Cardeal-patriarca expressa “muita alegria” com escolha de Lisboa para Jornadas da Juventude

Cardeal-patriarca expressa “muita alegria” com escolha de Lisboa para Jornadas da Juventude

 

Lusa/Ao online   Nacional   27 de Jan de 2019, 20:22

O cardeal-patriarca de Lisboa, Manuel Clemente, expressou este domingo “muita alegria” com o anúncio de que a capital portuguesa vai acolher as próximas Jornadas Mundiais da Juventude (JMJ), destacando a importância para a lusofonia da escolha.

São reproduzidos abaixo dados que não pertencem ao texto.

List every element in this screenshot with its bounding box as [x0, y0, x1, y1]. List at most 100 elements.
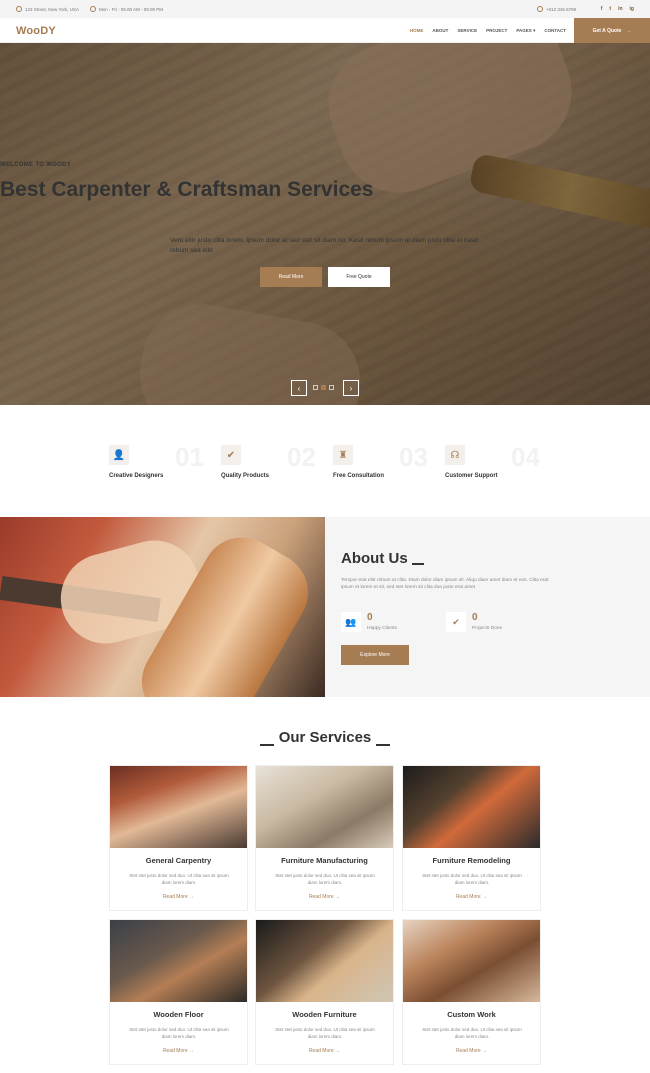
service-title: Furniture Manufacturing — [281, 856, 368, 865]
about-content: About Us Tempor erat elitr rebum at clit… — [325, 517, 650, 697]
stat-value: 0 — [367, 612, 373, 623]
services-title: Our Services — [0, 729, 650, 746]
nav-home[interactable]: HOME — [410, 28, 424, 33]
hero-subtitle: Vero elitr justo clita lorem. Ipsum dolo… — [170, 237, 478, 254]
title-underline — [411, 563, 424, 565]
phone-icon — [537, 6, 543, 12]
nav-pages[interactable]: PAGES ▾ — [516, 28, 535, 34]
stat-projects-done: ✔ 0 Projects Done — [446, 612, 536, 640]
address-info: 123 Street, New York, USA — [16, 0, 79, 18]
read-more-link[interactable]: Read More → — [403, 894, 540, 900]
feature-number: 02 — [287, 442, 316, 472]
service-image — [256, 920, 393, 1002]
chevron-left-icon: ‹ — [297, 383, 301, 393]
hero-carousel: WELCOME TO WOODY Best Carpenter & Crafts… — [0, 43, 650, 405]
service-card: Custom Work Stet stet justo dolor sed du… — [402, 919, 541, 1065]
carousel-dot[interactable] — [329, 385, 334, 390]
nav-contact[interactable]: CONTACT — [544, 28, 566, 33]
service-card: Furniture Remodeling Stet stet justo dol… — [402, 765, 541, 911]
feature-number: 03 — [399, 442, 428, 472]
arrow-right-icon: → — [482, 1048, 488, 1054]
read-more-label: Read More — [162, 1048, 188, 1054]
read-more-link[interactable]: Read More → — [256, 894, 393, 900]
users-icon: 👥 — [341, 612, 361, 632]
service-title: Wooden Furniture — [292, 1010, 357, 1019]
site-logo[interactable]: WooDY — [16, 18, 56, 43]
nav-project[interactable]: PROJECT — [486, 28, 507, 33]
carousel-next-button[interactable]: › — [343, 380, 359, 396]
read-more-link[interactable]: Read More → — [110, 894, 247, 900]
free-quote-button[interactable]: Free Quote — [328, 267, 390, 287]
read-more-label: Read More — [308, 1048, 334, 1054]
user-icon: 👤 — [109, 445, 129, 465]
get-quote-label: Get A Quote — [592, 27, 622, 34]
hours-info: Mon - Fri : 09.00 AM - 09.00 PM — [90, 0, 163, 18]
stat-label: Projects Done — [472, 626, 503, 631]
title-underline — [259, 744, 274, 746]
service-desc: Stet stet justo dolor sed duo. Ut clita … — [275, 1027, 375, 1039]
arrow-right-icon: → — [189, 1048, 195, 1054]
service-card: Wooden Furniture Stet stet justo dolor s… — [255, 919, 394, 1065]
services-title-text: Our Services — [278, 729, 372, 746]
read-more-label: Read More — [455, 1048, 481, 1054]
service-title: Furniture Remodeling — [432, 856, 511, 865]
arrow-right-icon: → — [335, 1048, 341, 1054]
chevron-down-icon: ▾ — [533, 27, 536, 33]
instagram-icon[interactable]: ig — [630, 6, 634, 12]
read-more-label: Read More — [455, 894, 481, 900]
about-image — [0, 517, 325, 697]
user-tie-icon: ♜ — [333, 445, 353, 465]
service-image — [256, 766, 393, 848]
read-more-button[interactable]: Read More — [260, 267, 322, 287]
feature-item: ☊ 04 Customer Support — [445, 442, 555, 490]
feature-label: Free Consultation — [333, 473, 385, 479]
carousel-prev-button[interactable]: ‹ — [291, 380, 307, 396]
feature-item: 👤 01 Creative Designers — [109, 442, 219, 490]
feature-label: Creative Designers — [109, 473, 164, 479]
service-desc: Stet stet justo dolor sed duo. Ut clita … — [129, 1027, 229, 1039]
service-title: Wooden Floor — [153, 1010, 204, 1019]
stat-happy-clients: 👥 0 Happy Clients — [341, 612, 431, 640]
headphones-icon: ☊ — [445, 445, 465, 465]
about-section: About Us Tempor erat elitr rebum at clit… — [0, 517, 650, 697]
service-desc: Stet stet justo dolor sed duo. Ut clita … — [422, 873, 522, 885]
read-more-link[interactable]: Read More → — [256, 1048, 393, 1054]
location-icon — [16, 6, 22, 12]
explore-more-button[interactable]: Explore More — [341, 645, 409, 665]
service-desc: Stet stet justo dolor sed duo. Ut clita … — [422, 1027, 522, 1039]
twitter-icon[interactable]: t — [609, 6, 611, 12]
carousel-dot[interactable] — [313, 385, 318, 390]
arrow-right-icon: → — [626, 27, 632, 34]
carousel-dots — [313, 385, 334, 390]
hero-title: Best Carpenter & Craftsman Services — [0, 178, 374, 201]
service-card: General Carpentry Stet stet justo dolor … — [109, 765, 248, 911]
service-image — [403, 920, 540, 1002]
feature-label: Customer Support — [445, 473, 498, 479]
hours-text: Mon - Fri : 09.00 AM - 09.00 PM — [99, 6, 164, 12]
facebook-icon[interactable]: f — [601, 6, 603, 12]
linkedin-icon[interactable]: in — [618, 6, 622, 12]
nav-about[interactable]: ABOUT — [432, 28, 448, 33]
main-navbar: WooDY HOME ABOUT SERVICE PROJECT PAGES ▾… — [0, 18, 650, 43]
check-icon: ✔ — [221, 445, 241, 465]
service-card: Wooden Floor Stet stet justo dolor sed d… — [109, 919, 248, 1065]
service-title: Custom Work — [447, 1010, 496, 1019]
top-info-bar: 123 Street, New York, USA Mon - Fri : 09… — [0, 0, 650, 18]
feature-number: 04 — [511, 442, 540, 472]
nav-service[interactable]: SERVICE — [457, 28, 477, 33]
hero-buttons: Read More Free Quote — [0, 267, 650, 287]
social-links: f t in ig — [601, 0, 634, 18]
title-underline — [376, 744, 391, 746]
read-more-link[interactable]: Read More → — [110, 1048, 247, 1054]
feature-item: ✔ 02 Quality Products — [221, 442, 331, 490]
arrow-right-icon: → — [189, 894, 195, 900]
stat-value: 0 — [472, 612, 478, 623]
carousel-dot-active[interactable] — [321, 385, 326, 390]
get-quote-button[interactable]: Get A Quote → — [574, 18, 650, 43]
read-more-link[interactable]: Read More → — [403, 1048, 540, 1054]
hero-overlay — [0, 43, 650, 405]
service-image — [403, 766, 540, 848]
address-text: 123 Street, New York, USA — [25, 6, 80, 12]
feature-item: ♜ 03 Free Consultation — [333, 442, 443, 490]
read-more-label: Read More — [162, 894, 188, 900]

“É com muita alegria que, como patriarca de Lisboa e um dos bispos de Portugal - porque isto é para nós todos - recebermos esta notícia de que será em Lisboa a Jornada Mundial da Juventude de 2022”, afirmou à agência Lusa Manuel Clemente.

o Vaticano anunciou hoje, na missa de encerramento das JMJ, na Cidade do Panamá, que é Lisboa a próxima cidade a acolher aquele que é considerado o maior evento organizado pela Igreja Católica.

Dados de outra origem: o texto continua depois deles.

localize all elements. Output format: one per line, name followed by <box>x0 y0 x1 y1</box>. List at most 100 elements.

“Também na esteira do último sínodo dos bispos que quis que déssemos protagonismo maior aos jovens na vida da Igreja, esta será uma ótima concretização”, continuou.

Segundo o cardeal-patriarca, “esta jornada em Lisboa deve-se, sobretudo, ao movimento grande dos jovens católicos de Portugal, que, de várias maneiras, de há uns anos a esta parte, têm pedido que haja um acontecimento assim em Portugal”.

“Será em Portugal, será, concretamente, em Lisboa, será para toda a lusofonia, com uma especial insistência para que venham os nossos irmãos lusófonos de África e de outras partes do mundo, também com certeza os nossos caríssimos irmãos brasileiros que estão sempre tão presentes com tanta força para que também em português se diga Jornada Mundial da Juventude”, acrescentou Manuel Clemente.

As JMJ são um encontro de jovens de todo o mundo com o papa, num ambiente festivo, religioso e cultural, que mostra o dinamismo da Igreja Católica.

O maior evento da Igreja Católica foi criado pelo papa João Paulo II (1920-2005).

O primeiro país lusófono a receber as JMJ foi o Brasil, em 2013, na cidade do Rio de Janeiro, naquela que foi a primeira deslocação ao estrangeiro de Francisco, que tinha sido eleito papa nesse ano.